Flüchtlinge:Türkei setzt Europa unter Druck

Erdoğan lässt Migranten ausreisen und erzeugt damit Tumulte an den Außengrenzen der EU. Berlin will Moskau verstärkt dazu drängen, den Syrienkrieg zu beenden

Von Moritz Baumstieger und Boris Herrmann

Turkey Says It Won't Stop Refugees From Reaching Europe After Syria Attack

Sie sitzen fest: Geflüchtete bei Edirne an der türkisch-griechischen Grenze.

(Foto: Getty Images)

Nach der Ankündigung der Türkei, flüchtende Menschen nicht mehr an der Ausreise nach Europa zu hindern, verschärft sich die Lage an den EU-Außengrenzen. Nach Angaben der UN harren fast 13 000 Menschen an Übergängen nach Griechenland und Bulgarien aus. Grenzbeamte beider EU-Staaten versuchen, illegale Einreisen zu verhindern. Die griechische Polizei feuerte am Wochenende wiederholt Tränengas und Blendgranaten ab.

Die Zahl von mehr als 76 000 Geflüchteten, die laut dem türkischen Innenministerium bis Sonntagmittag über die Provinz Edirne in die EU gereist seien, bestätigten Athen und Sofia nicht. Das griechische Migrationsministerium gab an, 9600 Einreisen verhindert zu haben. Ankünfte meldete die griechische Polizei nur aus der Ägäis. Etwa 500 Menschen sei die Überfahrt auf die Inseln Samos, Lesbos und Chios gelungen. Bulgariens Verteidigungsminister sagte, "kein einziger Migrant" habe die Grenze illegal überquert. Regierungschef Boiko Borissow reist am Montag nach Ankara, um mit dem türkischen Präsidenten Recep Tayyip Erdoğan zu sprechen.

Durch die Grenzöffnung will Erdoğan offensichtlich den Druck auf Europa erhöhen, seine Syrienpolitik zu unterstützen. In der Provinz Idlib stellt sich seine Armee einer Offensive der Assad-Truppen entgegen, vor der seit Dezember 950 000 Menschen in Richtung der türkischen Grenzen flüchteten. Bereits heute beherbergt die Türkei 3,6 Millionen Syrer. 2016 hatte das Land in einem Abkommen zugesagt, illegale Migration zu unterbinden. Im Gegenzug sollte die EU Hilfszahlungen leisten.
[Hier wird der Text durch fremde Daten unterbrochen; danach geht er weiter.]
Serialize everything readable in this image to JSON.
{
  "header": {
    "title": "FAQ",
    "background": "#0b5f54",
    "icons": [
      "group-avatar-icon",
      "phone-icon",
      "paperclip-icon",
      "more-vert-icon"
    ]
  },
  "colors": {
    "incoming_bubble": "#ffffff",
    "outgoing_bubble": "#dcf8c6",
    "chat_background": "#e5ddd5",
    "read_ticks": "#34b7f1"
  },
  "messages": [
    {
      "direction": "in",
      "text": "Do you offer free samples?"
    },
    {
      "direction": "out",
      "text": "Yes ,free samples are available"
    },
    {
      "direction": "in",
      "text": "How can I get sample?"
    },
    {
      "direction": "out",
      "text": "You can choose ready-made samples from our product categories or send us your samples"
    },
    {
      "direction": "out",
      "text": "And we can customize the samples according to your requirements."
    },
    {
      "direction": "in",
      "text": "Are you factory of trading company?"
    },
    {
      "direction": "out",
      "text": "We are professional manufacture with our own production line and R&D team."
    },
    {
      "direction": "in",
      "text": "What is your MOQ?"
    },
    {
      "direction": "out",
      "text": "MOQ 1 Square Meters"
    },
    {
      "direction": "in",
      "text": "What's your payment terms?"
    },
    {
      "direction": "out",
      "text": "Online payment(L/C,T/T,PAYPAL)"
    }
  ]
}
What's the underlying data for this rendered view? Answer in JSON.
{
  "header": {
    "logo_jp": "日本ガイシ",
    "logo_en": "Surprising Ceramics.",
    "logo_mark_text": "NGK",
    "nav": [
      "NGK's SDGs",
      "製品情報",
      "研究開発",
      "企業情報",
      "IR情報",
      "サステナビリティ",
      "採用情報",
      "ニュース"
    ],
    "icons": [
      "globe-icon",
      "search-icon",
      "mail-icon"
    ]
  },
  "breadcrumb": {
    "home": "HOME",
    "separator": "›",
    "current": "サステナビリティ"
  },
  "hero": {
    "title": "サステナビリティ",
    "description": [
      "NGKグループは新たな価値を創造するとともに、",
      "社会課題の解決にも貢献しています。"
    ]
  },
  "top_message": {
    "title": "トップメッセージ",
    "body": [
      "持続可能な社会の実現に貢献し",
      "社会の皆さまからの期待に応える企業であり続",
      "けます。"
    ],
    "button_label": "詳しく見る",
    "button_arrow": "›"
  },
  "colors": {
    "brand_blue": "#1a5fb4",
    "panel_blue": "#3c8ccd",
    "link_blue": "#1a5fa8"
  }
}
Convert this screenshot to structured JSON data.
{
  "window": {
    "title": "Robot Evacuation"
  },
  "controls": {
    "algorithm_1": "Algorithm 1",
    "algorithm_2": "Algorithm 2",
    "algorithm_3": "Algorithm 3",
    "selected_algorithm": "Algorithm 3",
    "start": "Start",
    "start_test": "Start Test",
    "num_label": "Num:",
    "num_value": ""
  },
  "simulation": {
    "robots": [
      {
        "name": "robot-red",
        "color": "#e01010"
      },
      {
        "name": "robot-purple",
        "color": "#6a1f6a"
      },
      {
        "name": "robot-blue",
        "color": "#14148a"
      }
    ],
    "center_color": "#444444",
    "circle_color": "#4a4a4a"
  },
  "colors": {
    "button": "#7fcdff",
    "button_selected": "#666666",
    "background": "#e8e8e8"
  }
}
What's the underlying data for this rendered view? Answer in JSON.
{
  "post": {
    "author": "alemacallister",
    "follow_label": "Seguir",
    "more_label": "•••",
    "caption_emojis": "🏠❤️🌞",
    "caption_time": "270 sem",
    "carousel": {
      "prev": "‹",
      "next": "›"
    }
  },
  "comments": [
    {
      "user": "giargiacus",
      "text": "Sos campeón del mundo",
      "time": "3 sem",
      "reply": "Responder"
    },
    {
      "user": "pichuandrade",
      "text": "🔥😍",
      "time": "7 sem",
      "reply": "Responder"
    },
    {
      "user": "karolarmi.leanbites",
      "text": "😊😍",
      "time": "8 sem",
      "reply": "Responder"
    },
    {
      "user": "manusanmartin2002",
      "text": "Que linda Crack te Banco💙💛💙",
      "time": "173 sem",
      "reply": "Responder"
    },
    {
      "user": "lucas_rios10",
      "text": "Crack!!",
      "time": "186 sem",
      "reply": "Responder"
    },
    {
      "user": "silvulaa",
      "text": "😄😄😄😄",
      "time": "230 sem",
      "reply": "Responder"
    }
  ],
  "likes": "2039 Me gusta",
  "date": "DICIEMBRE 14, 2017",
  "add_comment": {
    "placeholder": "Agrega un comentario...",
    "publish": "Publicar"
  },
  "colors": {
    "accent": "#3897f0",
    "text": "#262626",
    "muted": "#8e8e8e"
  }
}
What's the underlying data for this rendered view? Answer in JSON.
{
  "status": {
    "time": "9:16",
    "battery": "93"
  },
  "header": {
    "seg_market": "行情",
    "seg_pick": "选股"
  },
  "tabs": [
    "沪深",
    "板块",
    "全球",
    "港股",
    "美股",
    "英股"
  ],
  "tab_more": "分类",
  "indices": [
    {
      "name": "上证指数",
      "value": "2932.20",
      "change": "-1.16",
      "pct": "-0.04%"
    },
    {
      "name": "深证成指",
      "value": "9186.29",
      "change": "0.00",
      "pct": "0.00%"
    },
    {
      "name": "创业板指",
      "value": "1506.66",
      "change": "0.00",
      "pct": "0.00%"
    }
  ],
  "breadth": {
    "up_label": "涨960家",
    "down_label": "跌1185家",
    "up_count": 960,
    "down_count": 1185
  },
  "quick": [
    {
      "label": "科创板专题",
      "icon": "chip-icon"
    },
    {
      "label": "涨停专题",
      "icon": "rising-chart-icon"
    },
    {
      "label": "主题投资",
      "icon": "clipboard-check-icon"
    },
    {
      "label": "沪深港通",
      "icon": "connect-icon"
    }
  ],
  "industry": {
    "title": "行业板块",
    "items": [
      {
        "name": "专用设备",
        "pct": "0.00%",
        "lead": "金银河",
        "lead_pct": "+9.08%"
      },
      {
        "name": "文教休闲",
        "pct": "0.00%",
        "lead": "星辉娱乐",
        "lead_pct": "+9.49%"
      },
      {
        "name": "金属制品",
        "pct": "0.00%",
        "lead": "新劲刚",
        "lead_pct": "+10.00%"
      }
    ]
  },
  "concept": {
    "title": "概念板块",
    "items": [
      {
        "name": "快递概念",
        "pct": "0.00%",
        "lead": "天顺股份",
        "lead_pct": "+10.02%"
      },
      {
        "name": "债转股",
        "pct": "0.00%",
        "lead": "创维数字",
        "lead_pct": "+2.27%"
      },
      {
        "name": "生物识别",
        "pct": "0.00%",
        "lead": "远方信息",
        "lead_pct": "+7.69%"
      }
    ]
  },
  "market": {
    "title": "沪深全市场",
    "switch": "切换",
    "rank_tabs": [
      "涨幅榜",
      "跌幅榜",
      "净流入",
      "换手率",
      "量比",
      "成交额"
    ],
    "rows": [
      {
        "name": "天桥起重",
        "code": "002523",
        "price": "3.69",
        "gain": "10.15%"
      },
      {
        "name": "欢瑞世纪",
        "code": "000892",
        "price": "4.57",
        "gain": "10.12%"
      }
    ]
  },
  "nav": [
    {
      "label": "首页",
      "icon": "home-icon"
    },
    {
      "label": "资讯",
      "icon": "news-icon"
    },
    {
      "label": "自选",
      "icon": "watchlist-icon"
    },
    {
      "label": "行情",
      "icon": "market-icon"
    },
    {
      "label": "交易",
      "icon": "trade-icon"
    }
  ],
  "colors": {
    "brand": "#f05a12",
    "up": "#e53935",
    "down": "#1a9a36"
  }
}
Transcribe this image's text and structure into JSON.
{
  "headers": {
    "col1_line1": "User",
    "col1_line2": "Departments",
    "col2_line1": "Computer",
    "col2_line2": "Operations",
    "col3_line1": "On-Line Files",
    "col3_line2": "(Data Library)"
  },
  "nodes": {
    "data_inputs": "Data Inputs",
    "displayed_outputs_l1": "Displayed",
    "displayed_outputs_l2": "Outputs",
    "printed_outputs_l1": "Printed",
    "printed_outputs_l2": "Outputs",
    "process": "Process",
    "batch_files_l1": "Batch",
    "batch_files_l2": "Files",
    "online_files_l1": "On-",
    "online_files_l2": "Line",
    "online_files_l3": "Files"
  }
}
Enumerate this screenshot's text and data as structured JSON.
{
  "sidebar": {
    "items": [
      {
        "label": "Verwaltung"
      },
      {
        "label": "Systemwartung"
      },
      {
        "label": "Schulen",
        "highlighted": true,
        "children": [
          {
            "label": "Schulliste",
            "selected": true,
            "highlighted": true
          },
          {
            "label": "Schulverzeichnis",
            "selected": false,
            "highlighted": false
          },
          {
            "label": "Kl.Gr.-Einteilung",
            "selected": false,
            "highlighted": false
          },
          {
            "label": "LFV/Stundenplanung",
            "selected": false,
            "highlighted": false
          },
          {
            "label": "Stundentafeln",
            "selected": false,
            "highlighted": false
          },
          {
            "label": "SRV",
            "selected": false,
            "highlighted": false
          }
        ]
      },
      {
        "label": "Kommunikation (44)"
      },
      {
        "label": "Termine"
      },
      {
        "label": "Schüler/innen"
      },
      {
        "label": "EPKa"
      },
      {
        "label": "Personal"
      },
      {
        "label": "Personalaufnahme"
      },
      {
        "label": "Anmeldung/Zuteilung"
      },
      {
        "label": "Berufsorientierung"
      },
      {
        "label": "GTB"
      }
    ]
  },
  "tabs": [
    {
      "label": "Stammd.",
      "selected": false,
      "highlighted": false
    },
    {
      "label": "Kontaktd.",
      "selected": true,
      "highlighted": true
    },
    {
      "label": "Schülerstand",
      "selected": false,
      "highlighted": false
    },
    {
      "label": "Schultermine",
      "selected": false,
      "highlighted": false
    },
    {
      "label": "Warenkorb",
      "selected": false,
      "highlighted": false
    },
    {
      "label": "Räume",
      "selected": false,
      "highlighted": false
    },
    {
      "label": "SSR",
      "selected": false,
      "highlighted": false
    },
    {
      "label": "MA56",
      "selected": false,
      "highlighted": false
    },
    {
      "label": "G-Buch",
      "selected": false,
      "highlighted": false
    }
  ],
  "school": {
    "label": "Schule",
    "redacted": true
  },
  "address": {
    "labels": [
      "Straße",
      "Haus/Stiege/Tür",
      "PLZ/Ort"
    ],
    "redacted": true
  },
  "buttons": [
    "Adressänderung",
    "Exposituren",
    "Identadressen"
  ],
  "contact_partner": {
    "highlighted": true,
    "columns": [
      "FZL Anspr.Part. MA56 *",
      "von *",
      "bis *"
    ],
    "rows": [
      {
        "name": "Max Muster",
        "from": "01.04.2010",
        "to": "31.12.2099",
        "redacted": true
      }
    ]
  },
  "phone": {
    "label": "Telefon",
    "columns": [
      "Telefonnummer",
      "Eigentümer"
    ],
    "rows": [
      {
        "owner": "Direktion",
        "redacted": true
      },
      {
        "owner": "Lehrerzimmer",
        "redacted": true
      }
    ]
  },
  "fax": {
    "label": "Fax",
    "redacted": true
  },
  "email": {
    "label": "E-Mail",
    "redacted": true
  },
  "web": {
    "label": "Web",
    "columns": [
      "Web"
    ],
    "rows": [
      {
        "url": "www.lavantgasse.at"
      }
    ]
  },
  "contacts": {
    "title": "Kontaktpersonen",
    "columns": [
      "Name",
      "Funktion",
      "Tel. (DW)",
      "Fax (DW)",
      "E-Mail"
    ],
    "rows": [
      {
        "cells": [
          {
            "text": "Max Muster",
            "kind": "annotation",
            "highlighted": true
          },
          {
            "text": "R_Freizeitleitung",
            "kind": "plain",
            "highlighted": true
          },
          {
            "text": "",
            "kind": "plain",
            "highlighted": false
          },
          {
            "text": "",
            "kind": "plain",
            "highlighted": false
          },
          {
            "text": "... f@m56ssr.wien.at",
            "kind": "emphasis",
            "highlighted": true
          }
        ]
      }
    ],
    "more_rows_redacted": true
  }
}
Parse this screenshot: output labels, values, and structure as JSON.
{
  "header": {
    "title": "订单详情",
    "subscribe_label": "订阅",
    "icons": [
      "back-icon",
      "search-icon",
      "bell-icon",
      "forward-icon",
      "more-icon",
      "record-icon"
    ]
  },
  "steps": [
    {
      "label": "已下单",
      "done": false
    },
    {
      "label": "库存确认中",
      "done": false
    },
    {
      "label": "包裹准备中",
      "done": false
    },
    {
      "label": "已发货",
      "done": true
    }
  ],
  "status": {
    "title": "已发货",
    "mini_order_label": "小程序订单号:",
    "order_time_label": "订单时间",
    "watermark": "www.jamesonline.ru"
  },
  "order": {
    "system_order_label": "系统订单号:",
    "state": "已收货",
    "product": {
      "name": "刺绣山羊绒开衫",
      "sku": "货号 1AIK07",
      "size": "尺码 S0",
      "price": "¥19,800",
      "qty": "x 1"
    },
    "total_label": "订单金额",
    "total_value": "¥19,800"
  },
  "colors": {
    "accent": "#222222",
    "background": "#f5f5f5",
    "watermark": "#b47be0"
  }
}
Athen wirft Ankara nun vor, den Transport von Flüchtlingen an die Grenze zu organisieren, was einen eklatanten Bruch des Abkommens bedeuten würde.

Bei einer Sondersitzung wollen die EU-Außenminister am Donnerstag in Zagreb über das weitere Vorgehen beraten. Während Politiker wie Österreichs Bundeskanzler Sebastian Kurz warnen, dass sich eine Massenmigration wie 2015 nicht wiederholen dürfe, warb der Vorsitzende des Auswärtigen Ausschusses des Bundestags, Norbert Röttgen, um Verständnis für die Türkei. Die Drohung, die Grenzen zu öffnen, sei eine Art "Hilferuf". Nordrhein-Westfalens Ministerpräsident Armin Laschet forderte während seines Israel-Besuchs die EU auf, "humanitäre Lösungen" mit der Türkei und Russland zu suchen, damit "man nicht mit Flüchtlingen spielt und Flüchtlinge quasi als Druckmittel gegen Deutschland und Europa einsetzt". Die Linken-Politikerin Sevim Dağdelen nannte Erdoğans Vorgehen im Gespräch mit der Süddeutschen Zeitung "eine Fortsetzung seiner Erpressungspolitik". Erdoğan könne "kein Partner mehr für die Bundesregierung sein". Der SPD-Außenpolitiker Nils Schmid sagte, eine Grenzöffnung seitens der Türkei wäre "extrem kurzsichtig", sie würde einen "enormen Sogeffekt" auf neue Flüchtlinge in das Land ausüben. Grünen-Chefin Annalena Baerbock schlug eine EU-Kontingentlösung zur Aufnahme von Migranten von der türkisch-griechischen Grenze vor, für die auch Deutschland seine Flüchtlingsunterkünfte wieder aktivieren solle.